30:30 Lena: Do successful traders ever break their own rules?
30:33 Miles: The honest answer is yes, but the best ones break their rules very rarely, and when they do, they usually regret it. I've seen traders have months of disciplined trading wiped out by one emotional decision where they threw their risk management out the window.
30:45 Lena: What about position correlation? Can you have too many similar trades open at once?
4:16 Miles: Absolutely! This is a subtle but important risk. You might think you're diversified because you have options on Apple, Microsoft, Google, and Amazon, but if there's a broad tech selloff, all four positions could move against you simultaneously. True diversification means considering how your positions might correlate during stress periods.
31:06 Lena: Are there any specific tools or techniques that help with risk management?
31:09 Miles: Position sizing calculators are incredibly helpful—they tell you exactly how much to risk based on your account size and risk tolerance. Portfolio Greeks tracking is also crucial for more advanced traders. You want to know your overall delta, theta, and vega exposure across all positions.
31:23 Lena: What's the biggest risk management mistake you see new options traders make?
31:27 Miles: Without question, it's the "double down" mentality. They have a losing position, so instead of cutting their losses, they add more contracts to "average down" their cost basis. This turns a small, manageable loss into a potentially account-destroying catastrophe.

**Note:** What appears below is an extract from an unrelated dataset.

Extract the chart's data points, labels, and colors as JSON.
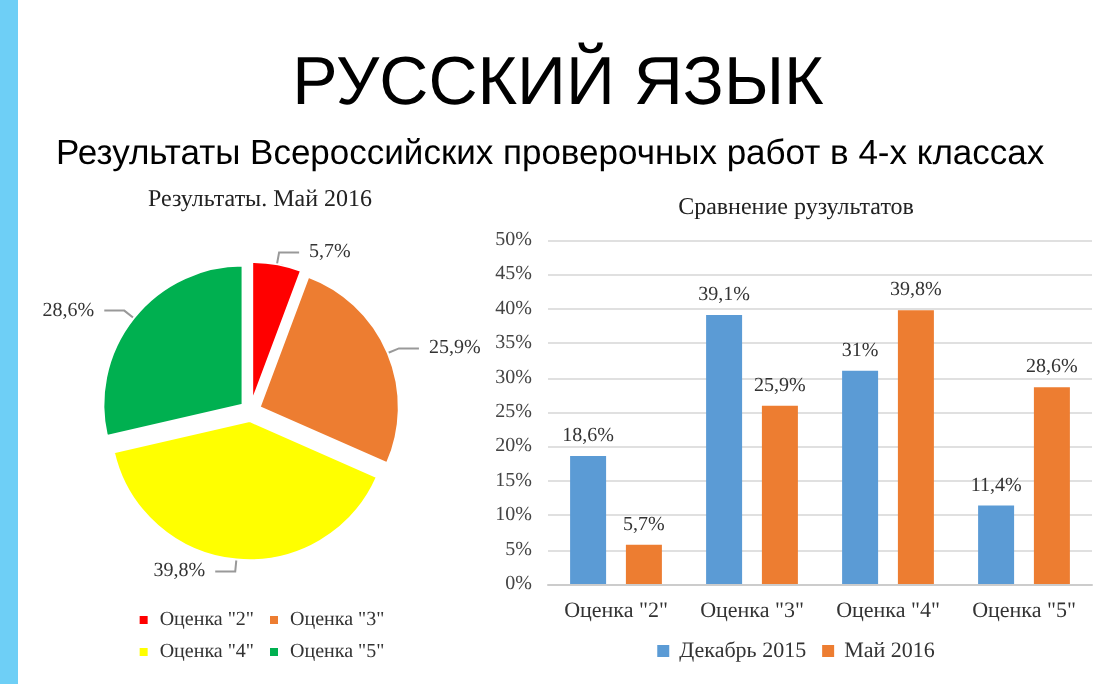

31:39 Lena: That sounds like the same mistake gamblers make at casinos—chasing losses with bigger bets.
31:44 Miles: That's exactly what it is! The market doesn't care about your cost basis or how much you need to make back. Each trade should be evaluated independently based on current market conditions and probabilities.
31:54 Lena: Any final thoughts on risk management for our listeners who might be just starting with options?
31:58 Miles: Start small, stay disciplined, and remember that your first goal is capital preservation, not hitting home runs. The traders who survive long enough to become truly skilled are the ones who prioritize not losing money over making money. Profits will come naturally if you can avoid the big mistakes.